Department of Neurological Surgery, University of Miami Miller School of Medicine, Miami, Florida 33136, USA.
J Neurosurg Spine. 2010 Nov;13(5):600-5. doi: 10.3171/2010.5.SPINE09536.
Percutaneous pedicle screws have recently become popularized for lumbar spinal fixation. However, successful anatomical hardware placement is highly dependent on intraoperative imaging. In traditional open surgery, stimulus-evoked electromyography (EMG) responses can be useful for detecting pedicle screw breaches. The use of insulated sleeves for percutaneous screws has allowed for EMG testing in minimally invasive surgery; however, no reports on the reliability of this testing modality have been published.
A total of 409 lumbar percutaneous pedicle screws were placed in 93 patients.
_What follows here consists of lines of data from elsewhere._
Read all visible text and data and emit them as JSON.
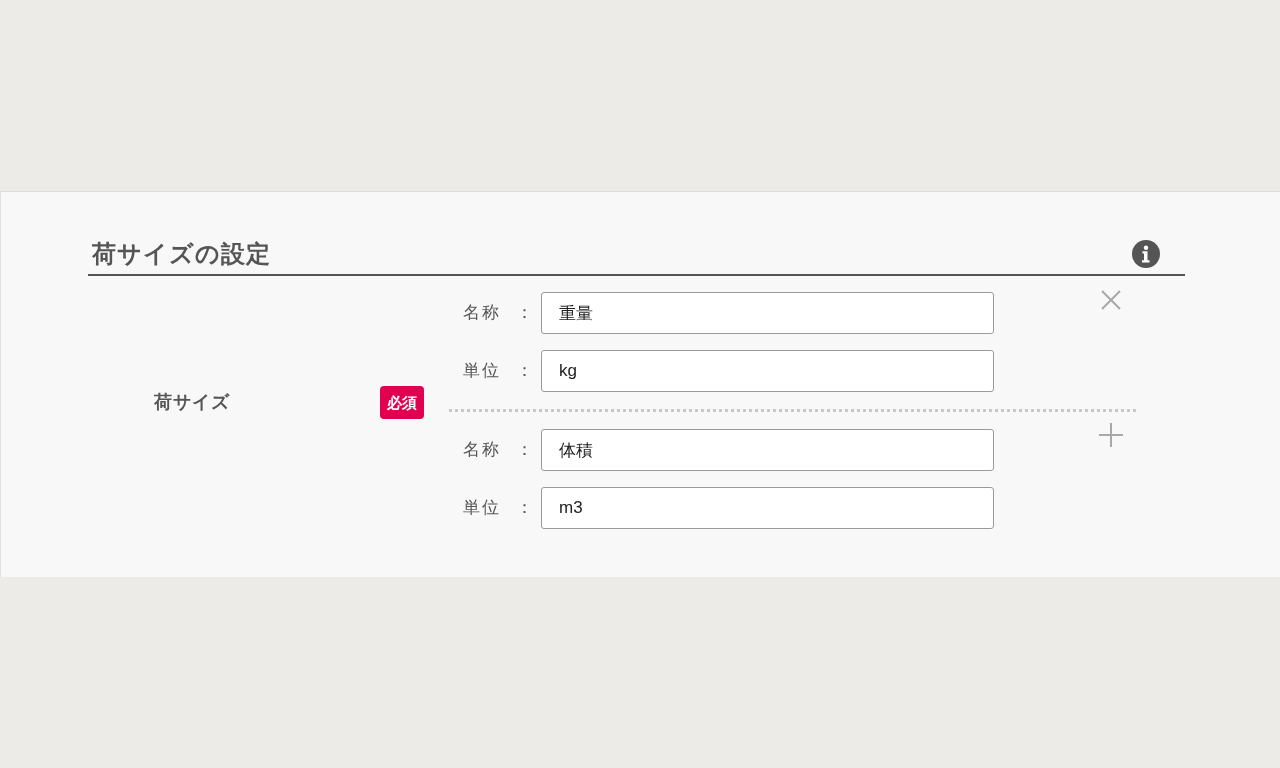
{
  "section": {
    "title": "荷サイズの設定"
  },
  "field": {
    "label": "荷サイズ",
    "badge": "必須",
    "groups": [
      {
        "kind": "remove",
        "rows": [
          {
            "label": "名称",
            "colon": "：",
            "value": "重量"
          },
          {
            "label": "単位",
            "colon": "：",
            "value": "kg"
          }
        ]
      },
      {
        "kind": "add",
        "rows": [
          {
            "label": "名称",
            "colon": "：",
            "value": "体積"
          },
          {
            "label": "単位",
            "colon": "：",
            "value": "m3"
          }
        ]
      }
    ]
  }
}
Levels of instrumentation included L-1 (in 12 patients), L-2 (in 34), L-3 (in 44), L-4 (in 120), L-5 (in 142), and S-1 (in 57 patients). Intraoperative EMG stimulation thresholds were obtained using insulating sleeves over a metallic tap prior to final screw placement. Data were compared with postoperative fine-cut CT scans to assess pedicle screw placement. Data were collected prospectively and analyzed retrospectively.
There were 5 pedicle breaches (3 medial and 2 lateral; 3 Grade 1 and 2 Grade 2 breaches) visualized on postoperative CT scans (1.2%). Two of these breaches were symptomatic. In 2 instances, intraoperative thresholds were the sole basis for screw trajectory readjustment, which resulted in proper placement on postoperative imaging. Thirty-five screw trajectories were associated with a threshold of less than 12 mA. However, all breaches were associated with thresholds of greater than 12 mA. Using thresholds below 12 mA as the indicator of a screw breach, this resulted in a sensitivity of 0.0, specificity of 90.3, positive predictive value of 0.0, and negative predictive value of 0.98. Utilizing a threshold of any decreased stimulus (< 20 mA) would have detected 60% of breaches, with a mean threshold of 16.25 mA.
While these data are limited by the low number of radiographic breaches, it appears that tap stimulation with an insulating sleeve may not be reliable for detecting low-grade radiographically breached pedicles using typical stimulation thresholds (< 12 mA). Imaging-based modalities remain more reliable for assessing percutaneous pedicle screw trajectories until more robust and sensitive electrophysiological testing methods can be devised.
经皮椎弓根螺钉近来已广泛应用于腰椎固定。然而,成功的解剖学硬件放置高度依赖于术中影像学。在传统的开放性手术中,刺激诱发肌电图(EMG)反应可用于检测椎弓根螺钉破裂。对于经皮螺钉,使用绝缘套管允许进行微创外科中的 EMG 测试;然而,尚无关于这种测试方式可靠性的报告。
共在 93 名患者中放置了 409 个腰椎经皮椎弓根螺钉。器械的水平包括 L-1(12 例)、L-2(34 例)、L-3(44 例)、L-4(120 例)、L-5(142 例)和 S-1(57 例)。在最终螺钉放置之前,使用金属丝锥上的绝缘套管获得术中 EMG 刺激阈值。将数据与术后精细 CT 扫描进行比较,以评估椎弓根螺钉的放置情况。数据是前瞻性收集的,并进行回顾性分析。
术后 CT 扫描显示 5 例椎弓根破裂(3 例内侧和 2 例外侧;3 级 1 例,2 级 2 例)(1.2%)。其中 2 例破裂与症状有关。在 2 例中,术中阈值是唯一调整螺钉轨迹的基础,这导致术后影像学上的正确放置。35 个螺钉轨迹与小于 12 mA 的阈值相关。然而,所有的破裂都与大于 12 mA 的阈值相关。将低于 12 mA 的阈值作为螺钉破裂的指标,其灵敏度为 0.0,特异性为 90.3,阳性预测值为 0.0,阴性预测值为 0.98。使用低于 12 mA 的阈值(< 20 mA)将检测到 60%的破裂,平均阈值为 16.25 mA。
虽然这些数据受到放射学破裂数量较少的限制,但似乎使用绝缘套管进行丝锥刺激可能无法可靠地检测到典型刺激阈值(< 12 mA)下的低等级影像学破裂的椎弓根。在能够设计出更强大和敏感的电生理测试方法之前,基于影像学的方法仍然更可靠地用于评估经皮椎弓根螺钉轨迹。